The downside to being a grammar nazi……


I was recently asked by a friend whether my ‘gratuitous’ infatuation with the written and spoken word ever gave me cause for regret.

I thought long and hard about the question – strange as it was to me – and was struck by the realisation that yes, at times it had.

Just recently for example, I was at a school information night for prospective prep students, perched in the back row (where the cool kids sit), pen poised and eager to learn whether this establishment might be a suitable fit for my first-born.

Then bang.  Up popped the first power-point slide and instantly I’m smacked in the face with glaring spelling mistakes, sloppy grammar and an abhorrent over-use of capital letters (my pet-hate).

Forget the teacher who is on stage speaking to those notes trying his darnedest to sell the virtues of his wonderful school – he’s lost me at the first dot-point which capitalises the word ‘student’ in the middle of a sentence!

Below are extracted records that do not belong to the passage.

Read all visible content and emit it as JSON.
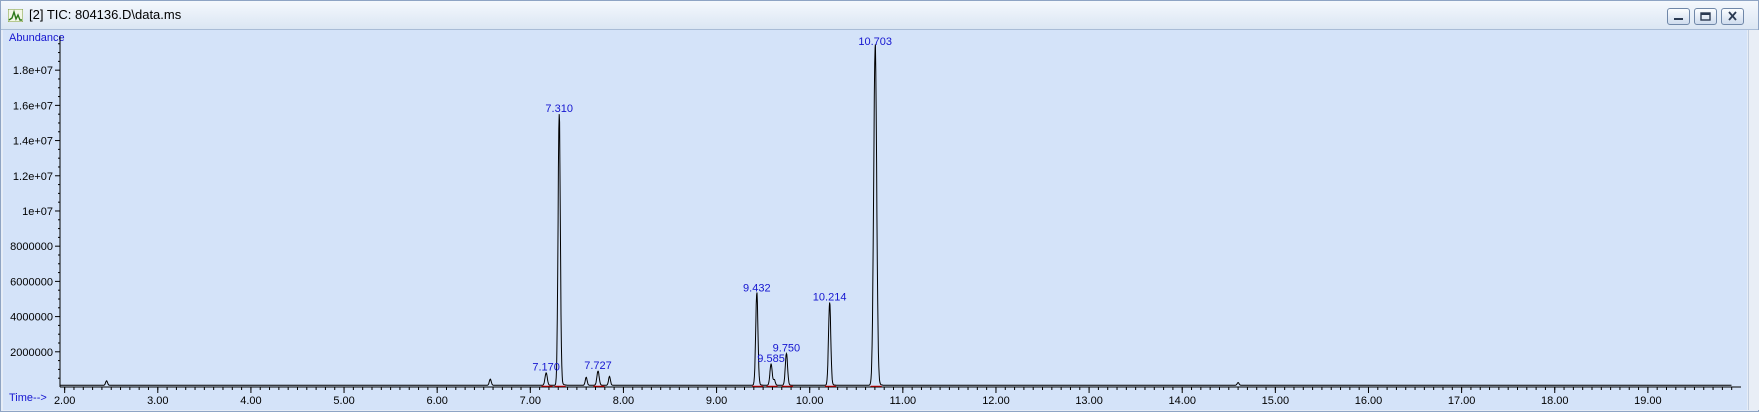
{
  "window": {
    "title": "[2] TIC: 804136.D\\data.ms",
    "icon": "chromatogram-app-icon",
    "controls": [
      "minimize-icon",
      "restore-icon",
      "close-icon"
    ]
  },
  "colors": {
    "background": "#d4e3f9",
    "trace": "#000000",
    "baseline": "#d00000",
    "labels": "#1515d0"
  },
  "chart_data": {
    "type": "line",
    "xlabel": "Time-->",
    "ylabel": "Abundance",
    "xlim": [
      1.95,
      20.0
    ],
    "ylim": [
      0,
      19600000
    ],
    "x_ticks": [
      "2.00",
      "3.00",
      "4.00",
      "5.00",
      "6.00",
      "7.00",
      "8.00",
      "9.00",
      "10.00",
      "11.00",
      "12.00",
      "13.00",
      "14.00",
      "15.00",
      "16.00",
      "17.00",
      "18.00",
      "19.00"
    ],
    "x_tick_values": [
      2,
      3,
      4,
      5,
      6,
      7,
      8,
      9,
      10,
      11,
      12,
      13,
      14,
      15,
      16,
      17,
      18,
      19
    ],
    "y_ticks": [
      "2000000",
      "4000000",
      "6000000",
      "8000000",
      "1e+07",
      "1.2e+07",
      "1.4e+07",
      "1.6e+07",
      "1.8e+07"
    ],
    "y_tick_values": [
      2000000,
      4000000,
      6000000,
      8000000,
      10000000,
      12000000,
      14000000,
      16000000,
      18000000
    ],
    "grid": false,
    "baseline_abundance": 100000,
    "peaks": [
      {
        "label": "7.170",
        "rt": 7.17,
        "height": 700000,
        "width": 0.012
      },
      {
        "label": "7.310",
        "rt": 7.31,
        "height": 15400000,
        "width": 0.012
      },
      {
        "label": "7.727",
        "rt": 7.727,
        "height": 800000,
        "width": 0.012
      },
      {
        "label": "9.432",
        "rt": 9.432,
        "height": 5200000,
        "width": 0.012
      },
      {
        "label": "9.585",
        "rt": 9.585,
        "height": 1200000,
        "width": 0.012
      },
      {
        "label": "9.750",
        "rt": 9.75,
        "height": 1800000,
        "width": 0.012
      },
      {
        "label": "10.214",
        "rt": 10.214,
        "height": 4700000,
        "width": 0.012
      },
      {
        "label": "10.703",
        "rt": 10.703,
        "height": 19200000,
        "width": 0.016
      }
    ],
    "minor_peaks": [
      {
        "rt": 2.45,
        "height": 250000
      },
      {
        "rt": 6.57,
        "height": 350000
      },
      {
        "rt": 7.6,
        "height": 450000
      },
      {
        "rt": 7.85,
        "height": 500000
      },
      {
        "rt": 9.62,
        "height": 300000
      },
      {
        "rt": 14.6,
        "height": 150000
      }
    ]
  }
}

No matter how hard I try to shift my gaze from the screen and focus on the content of this important speech, I can’t move past the words in front of me.

I want to stand up and shriek, “there are spelling mistakes in your presentation, the word ‘laptop’ shouldn’t be capitalised and that apostrophe doesn’t belong there!”

I don’t, because that would be just plain rude (and totally obnoxious), but it doesn’t help me with my quandary.  And I still have four more of these nights to sit through.

Oh Lord, how can I possibly make an informed decision as to where I should send my children for their formal education when I can’t move past the first misspelt pronoun on the screen?

Maybe I should send my husband who, like most normal folk, couldn’t give a rat’s clacker about a power point presentation which laughs in the face of my noxious obsession with good grammar, linguistics and punctuation.